La Suprema Corte, di conseguenza, alla luce delle considerazioni sin qui esposte, enunciava il seguente principio di diritto: “in tema di patrocinio a spese dello Stato, ove il giudice procedente, ai sensi dell’art. 79, comma 3, d.P.R. n. 115 del 2002 (T.U. delle disposizioni legislative e regolamentari delle spese di giustizia), richieda all’istante di produrre documentazione necessaria ad accertare la veridicità di quanto contenuto nella richiesta di ammissione, è consentito indicare un termine entro il quale adempiere, in mancanza del quale si determinerebbe una situazione di stallo, con protrazione sine die del procedimento”.
Conclusioni
La decisione in esame è assai interessante in quanto, con essa, la Cassazione afferma che, in tema di patrocinio a spese dello Stato, è consentito indicare un termine entro il quale adempiere ove si debba produrre documentazione necessaria ad accertare la veridicità di quanto contenuto nella richiesta di ammissione.

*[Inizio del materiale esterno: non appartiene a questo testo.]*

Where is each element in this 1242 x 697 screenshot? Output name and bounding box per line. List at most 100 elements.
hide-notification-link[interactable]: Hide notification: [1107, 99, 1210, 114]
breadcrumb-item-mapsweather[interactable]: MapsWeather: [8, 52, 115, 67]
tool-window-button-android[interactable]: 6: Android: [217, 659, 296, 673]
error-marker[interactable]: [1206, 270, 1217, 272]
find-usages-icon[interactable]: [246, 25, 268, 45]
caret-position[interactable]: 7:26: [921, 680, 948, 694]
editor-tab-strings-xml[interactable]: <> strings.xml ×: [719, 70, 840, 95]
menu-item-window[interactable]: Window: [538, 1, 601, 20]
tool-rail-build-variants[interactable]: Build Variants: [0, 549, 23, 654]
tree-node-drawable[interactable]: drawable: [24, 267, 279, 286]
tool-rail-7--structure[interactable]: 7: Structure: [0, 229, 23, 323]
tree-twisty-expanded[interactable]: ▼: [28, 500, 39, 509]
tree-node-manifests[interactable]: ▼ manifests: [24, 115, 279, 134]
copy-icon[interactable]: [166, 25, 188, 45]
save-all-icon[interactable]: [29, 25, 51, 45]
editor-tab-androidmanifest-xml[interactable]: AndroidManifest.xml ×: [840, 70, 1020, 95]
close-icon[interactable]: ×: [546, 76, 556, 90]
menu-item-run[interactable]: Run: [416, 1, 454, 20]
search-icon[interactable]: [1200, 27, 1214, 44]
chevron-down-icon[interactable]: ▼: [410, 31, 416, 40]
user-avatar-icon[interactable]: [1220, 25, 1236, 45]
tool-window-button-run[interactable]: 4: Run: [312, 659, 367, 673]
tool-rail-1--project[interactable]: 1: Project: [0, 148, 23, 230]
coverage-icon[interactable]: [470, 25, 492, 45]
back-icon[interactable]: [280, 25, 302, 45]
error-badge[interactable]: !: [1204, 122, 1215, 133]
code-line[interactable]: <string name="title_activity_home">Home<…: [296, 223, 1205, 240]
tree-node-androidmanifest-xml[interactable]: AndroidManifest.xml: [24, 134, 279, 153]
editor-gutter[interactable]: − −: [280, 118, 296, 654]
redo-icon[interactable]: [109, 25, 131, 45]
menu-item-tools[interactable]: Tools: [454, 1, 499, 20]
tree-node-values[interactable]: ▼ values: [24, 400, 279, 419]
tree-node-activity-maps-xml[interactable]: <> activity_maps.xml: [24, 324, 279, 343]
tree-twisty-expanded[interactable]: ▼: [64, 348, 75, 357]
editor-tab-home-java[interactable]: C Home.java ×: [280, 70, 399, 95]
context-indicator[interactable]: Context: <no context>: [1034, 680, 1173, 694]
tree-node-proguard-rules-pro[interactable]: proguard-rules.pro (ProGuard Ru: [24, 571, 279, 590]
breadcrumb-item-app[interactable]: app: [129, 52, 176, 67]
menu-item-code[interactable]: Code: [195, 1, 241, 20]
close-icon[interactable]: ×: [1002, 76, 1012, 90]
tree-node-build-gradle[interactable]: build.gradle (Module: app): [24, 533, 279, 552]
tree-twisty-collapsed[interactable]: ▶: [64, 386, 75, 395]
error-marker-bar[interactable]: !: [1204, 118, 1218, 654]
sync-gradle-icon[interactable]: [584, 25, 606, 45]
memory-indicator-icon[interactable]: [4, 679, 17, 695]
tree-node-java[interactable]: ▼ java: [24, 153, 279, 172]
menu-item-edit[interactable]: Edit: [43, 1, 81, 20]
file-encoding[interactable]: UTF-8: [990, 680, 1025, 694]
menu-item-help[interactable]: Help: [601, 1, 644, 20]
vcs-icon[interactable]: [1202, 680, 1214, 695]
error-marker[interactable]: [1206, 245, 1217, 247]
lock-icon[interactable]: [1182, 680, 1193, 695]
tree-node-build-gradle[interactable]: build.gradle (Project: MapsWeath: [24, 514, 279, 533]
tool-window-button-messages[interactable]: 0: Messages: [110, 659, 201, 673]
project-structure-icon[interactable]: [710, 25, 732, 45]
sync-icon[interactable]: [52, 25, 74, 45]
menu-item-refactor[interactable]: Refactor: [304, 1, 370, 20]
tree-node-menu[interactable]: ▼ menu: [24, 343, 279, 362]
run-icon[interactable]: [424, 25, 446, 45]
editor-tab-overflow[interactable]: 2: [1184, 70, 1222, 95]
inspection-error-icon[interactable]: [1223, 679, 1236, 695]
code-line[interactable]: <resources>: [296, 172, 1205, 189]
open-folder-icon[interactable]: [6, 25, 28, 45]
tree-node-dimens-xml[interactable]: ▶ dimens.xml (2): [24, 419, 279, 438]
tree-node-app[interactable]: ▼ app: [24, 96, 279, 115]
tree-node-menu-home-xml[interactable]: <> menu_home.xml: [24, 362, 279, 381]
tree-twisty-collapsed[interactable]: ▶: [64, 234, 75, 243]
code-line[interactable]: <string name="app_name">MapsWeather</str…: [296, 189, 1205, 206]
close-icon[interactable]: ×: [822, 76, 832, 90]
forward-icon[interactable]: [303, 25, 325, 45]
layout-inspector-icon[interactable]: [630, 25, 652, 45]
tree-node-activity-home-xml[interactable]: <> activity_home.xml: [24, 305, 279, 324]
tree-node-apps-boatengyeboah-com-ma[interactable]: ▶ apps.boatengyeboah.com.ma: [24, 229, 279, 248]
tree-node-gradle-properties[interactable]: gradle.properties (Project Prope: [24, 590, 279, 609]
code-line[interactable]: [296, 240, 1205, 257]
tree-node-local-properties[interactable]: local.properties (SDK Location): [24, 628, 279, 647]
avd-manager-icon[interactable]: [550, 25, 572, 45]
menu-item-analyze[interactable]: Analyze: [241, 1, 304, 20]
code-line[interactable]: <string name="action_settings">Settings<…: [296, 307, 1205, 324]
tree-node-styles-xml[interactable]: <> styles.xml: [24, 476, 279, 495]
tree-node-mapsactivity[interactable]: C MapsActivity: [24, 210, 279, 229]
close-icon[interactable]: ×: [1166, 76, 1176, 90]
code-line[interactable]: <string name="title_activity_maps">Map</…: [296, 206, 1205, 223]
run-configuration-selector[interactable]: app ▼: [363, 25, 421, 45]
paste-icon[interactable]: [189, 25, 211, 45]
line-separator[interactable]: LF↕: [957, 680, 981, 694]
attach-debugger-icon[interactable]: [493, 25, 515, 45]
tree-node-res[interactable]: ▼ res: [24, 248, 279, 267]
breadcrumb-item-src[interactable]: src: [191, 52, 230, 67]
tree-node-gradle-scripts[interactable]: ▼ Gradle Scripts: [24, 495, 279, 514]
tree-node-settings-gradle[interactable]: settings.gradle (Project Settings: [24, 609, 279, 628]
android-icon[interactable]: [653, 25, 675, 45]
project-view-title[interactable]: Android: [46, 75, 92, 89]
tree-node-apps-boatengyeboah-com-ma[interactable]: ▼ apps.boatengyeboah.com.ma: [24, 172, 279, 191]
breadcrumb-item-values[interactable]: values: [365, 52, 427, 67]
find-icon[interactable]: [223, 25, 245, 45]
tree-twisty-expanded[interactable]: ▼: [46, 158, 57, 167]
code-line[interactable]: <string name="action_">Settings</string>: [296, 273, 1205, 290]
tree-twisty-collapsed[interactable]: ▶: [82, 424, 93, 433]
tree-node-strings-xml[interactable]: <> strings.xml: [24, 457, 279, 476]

Difatti, in tale pronuncia, è formulato il principio di diritto secondo il quale, in tema di patrocinio a spese dello Stato, ove il giudice procedente, ai sensi dell’art. 79, comma 3, d.P.R. n. 115 del 2002 (T.U. delle disposizioni legislative e regolamentari delle spese di giustizia), richieda all’istante di produrre documentazione necessaria ad accertare la veridicità di quanto contenuto nella richiesta di ammissione, è consentito indicare un termine entro il quale adempiere, in mancanza del quale si determinerebbe una situazione di stallo, con protrazione sine die del procedimento.
Dunque, alla stregua di siffatto approdo ermeneutico, ove il giudice procedente faccia una richiesta in tal senso, è sconsigliabile non attenersi al termine indicato da costui per produrre la documentazione richiesta, essendoci l’evidente rischio che, almeno alla luce di codesto orientamento nomofilattico, come nella fattispecie in esame, una istanza di ammissione al gratuito patrocinio possa essere dichiarata inammissibile.
Il giudizio in ordine a quanto statuito in cotale sentenza, dunque, proprio perché fa chiarezza su tale questione giuridica, non può che essere positivo.